As the follicle grows through accumulation of follicular fluid, the cohort of granulosa cells acquire the necessary receptors to respond to LH with increased formation of cyclic adenosine monophosphate (cAMP). During the midcycle, the estrogen levels in the circulation reach a concentration that causes a positive feedback action on LH secretion. This is called the LH surge. Generally speaking, approximately 16-24 hours after the LH peak, ovulation occurs with the extrusion of a mature oocyte from the graafian follicle and the formation of the corpus luteum. These events are the culmination of a well-coordinated interplay between hormones and their appropriate receptors and proteolytic enzymes and prostaglandins acting in concert with one another, all directed by the HPO axis.

The system is so sensitive that even the slightest alteration in any of these factors can disrupt its fluidity and lead to anovulation.

When problems arise at any of the many different levels involved in the normal menstrual cycle, it is sometimes helpful to separate the levels by organ system. The hypothalamus and the anterior pituitary can be considered the neuroendocrine components by virtue of their proximity to each another, while the ovaries are a separate compartment. The third aspect that can be defective is the signaling process that occurs between these 2 areas.

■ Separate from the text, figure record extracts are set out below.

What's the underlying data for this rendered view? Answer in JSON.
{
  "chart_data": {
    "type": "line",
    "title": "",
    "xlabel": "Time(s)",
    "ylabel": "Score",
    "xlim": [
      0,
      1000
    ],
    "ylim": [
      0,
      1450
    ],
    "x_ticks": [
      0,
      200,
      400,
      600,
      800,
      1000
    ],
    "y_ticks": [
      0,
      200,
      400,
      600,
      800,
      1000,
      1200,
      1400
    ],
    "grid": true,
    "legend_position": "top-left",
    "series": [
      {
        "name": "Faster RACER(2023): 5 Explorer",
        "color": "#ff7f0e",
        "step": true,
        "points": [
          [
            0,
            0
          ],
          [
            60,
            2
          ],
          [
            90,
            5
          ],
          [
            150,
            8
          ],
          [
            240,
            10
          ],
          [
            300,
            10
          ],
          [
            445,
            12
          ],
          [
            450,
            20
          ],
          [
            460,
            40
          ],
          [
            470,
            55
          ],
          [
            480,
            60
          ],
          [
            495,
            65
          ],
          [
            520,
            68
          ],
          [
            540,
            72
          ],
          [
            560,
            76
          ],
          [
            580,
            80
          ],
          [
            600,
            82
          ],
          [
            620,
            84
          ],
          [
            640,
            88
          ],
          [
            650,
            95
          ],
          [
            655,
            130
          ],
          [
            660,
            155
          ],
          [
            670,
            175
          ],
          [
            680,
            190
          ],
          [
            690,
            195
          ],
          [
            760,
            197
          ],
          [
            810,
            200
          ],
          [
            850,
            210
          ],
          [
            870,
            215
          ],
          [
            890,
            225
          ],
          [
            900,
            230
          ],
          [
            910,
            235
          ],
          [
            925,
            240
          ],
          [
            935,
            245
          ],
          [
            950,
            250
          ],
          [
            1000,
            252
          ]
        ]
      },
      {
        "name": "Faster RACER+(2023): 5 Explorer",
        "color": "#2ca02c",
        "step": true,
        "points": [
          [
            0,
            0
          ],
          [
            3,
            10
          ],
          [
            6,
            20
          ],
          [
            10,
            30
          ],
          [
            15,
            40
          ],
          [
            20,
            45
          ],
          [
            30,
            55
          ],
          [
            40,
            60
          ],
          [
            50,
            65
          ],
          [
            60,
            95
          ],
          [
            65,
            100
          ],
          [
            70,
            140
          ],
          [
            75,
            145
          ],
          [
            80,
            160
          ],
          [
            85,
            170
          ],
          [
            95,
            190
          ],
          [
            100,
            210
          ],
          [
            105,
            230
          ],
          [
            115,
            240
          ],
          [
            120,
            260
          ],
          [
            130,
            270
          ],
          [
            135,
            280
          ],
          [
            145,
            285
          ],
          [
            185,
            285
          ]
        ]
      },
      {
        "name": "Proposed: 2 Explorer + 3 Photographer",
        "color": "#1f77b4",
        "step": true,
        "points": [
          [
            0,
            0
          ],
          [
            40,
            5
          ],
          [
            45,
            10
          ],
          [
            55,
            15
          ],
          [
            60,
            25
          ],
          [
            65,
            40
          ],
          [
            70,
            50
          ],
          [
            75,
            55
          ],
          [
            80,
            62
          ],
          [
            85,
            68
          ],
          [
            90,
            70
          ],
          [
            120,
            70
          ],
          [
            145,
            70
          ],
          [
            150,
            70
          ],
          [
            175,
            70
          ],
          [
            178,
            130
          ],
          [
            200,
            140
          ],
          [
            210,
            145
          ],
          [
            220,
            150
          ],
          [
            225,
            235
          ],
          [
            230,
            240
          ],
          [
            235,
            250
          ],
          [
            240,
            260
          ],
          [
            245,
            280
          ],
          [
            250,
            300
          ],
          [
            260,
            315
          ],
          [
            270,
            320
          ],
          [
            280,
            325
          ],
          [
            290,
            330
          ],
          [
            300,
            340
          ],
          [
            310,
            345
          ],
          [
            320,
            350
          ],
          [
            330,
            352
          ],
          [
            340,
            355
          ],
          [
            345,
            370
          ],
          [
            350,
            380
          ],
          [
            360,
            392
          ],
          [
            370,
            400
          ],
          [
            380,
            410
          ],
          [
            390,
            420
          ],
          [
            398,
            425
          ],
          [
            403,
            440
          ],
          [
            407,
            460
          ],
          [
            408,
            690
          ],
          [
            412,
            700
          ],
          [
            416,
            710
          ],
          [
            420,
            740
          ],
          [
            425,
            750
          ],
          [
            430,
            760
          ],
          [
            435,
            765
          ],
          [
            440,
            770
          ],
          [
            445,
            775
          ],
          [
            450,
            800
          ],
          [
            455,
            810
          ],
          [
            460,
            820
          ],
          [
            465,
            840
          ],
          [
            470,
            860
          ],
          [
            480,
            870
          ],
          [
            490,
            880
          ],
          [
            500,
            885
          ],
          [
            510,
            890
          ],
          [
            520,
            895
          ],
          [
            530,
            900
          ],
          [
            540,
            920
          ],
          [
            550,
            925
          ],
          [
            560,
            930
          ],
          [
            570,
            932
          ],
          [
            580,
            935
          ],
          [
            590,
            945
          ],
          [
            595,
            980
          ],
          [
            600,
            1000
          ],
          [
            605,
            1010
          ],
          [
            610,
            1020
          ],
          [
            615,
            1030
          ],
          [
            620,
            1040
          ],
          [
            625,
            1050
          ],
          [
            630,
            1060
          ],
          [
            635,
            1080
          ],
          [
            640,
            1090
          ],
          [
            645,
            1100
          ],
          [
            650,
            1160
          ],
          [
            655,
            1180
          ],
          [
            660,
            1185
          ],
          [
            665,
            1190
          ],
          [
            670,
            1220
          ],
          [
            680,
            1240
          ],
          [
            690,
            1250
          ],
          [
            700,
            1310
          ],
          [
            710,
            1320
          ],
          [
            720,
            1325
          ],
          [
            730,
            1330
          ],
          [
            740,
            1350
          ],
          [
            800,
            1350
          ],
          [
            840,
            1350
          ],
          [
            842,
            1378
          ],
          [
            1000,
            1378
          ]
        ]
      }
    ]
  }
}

The initial stimulus must come from the hypothalamus in the form of gonadotropin-releasing hormone (GnRH); this decapeptide must be secreted in a pulsatile fashion within a critical range. For example, sexual maturity is not attained until the onset of regular ovulatory cycles, which may take months to years to occur. This maturation process is orchestrated by a neuroendocrine cascade and modified by autocrine and paracrine events in the ovaries, in which GnRH is the principal mediator.

Any alteration in the GnRH pulse generator alters the hormonal milieu necessary for gonadotropin secretion and eventual response at the level of the ovary. Several entities (eg, hyperprolactinemia) are known to cause this type of dysregulation. Increasing levels of prolactin can cause a woman to progress from a deficient luteal phase to overt amenorrhea, usually associated with complete GnRH suppression. More common causes of dysregulation include stress, anxiety, and eating disorders, which are also associated with an inhibition of normal GnRH pulsatility through excessive hypothalamic activity of corticotrophin-releasing hormone and stimulation of beta-endorphins.

How polycystic ovary syndrome (PCOS) is associated with anovulatory cycles Two associations with this disease entity are theorized to be at least somewhat responsible for its development. The first is the persistent elevation of LH levels in these patients; the second is the apparent arrest of antral follicle development at the 5- to 10-mm stage and consequent failure to enter the preovulatory phase of the cycle. This evidence indicates that the disturbance is mainly a central defect that initiates the cascade of events leading to its onset.

Similarly, any condition, whether primary or secondary, that results in either a persistent elevation or an insufficient attainment of estrogen levels can inhibit ovulation through a disruption of the mechanisms that induce the LH surge. To achieve the corresponding changes within the cycle, estradiol levels must rise and fall appropriately.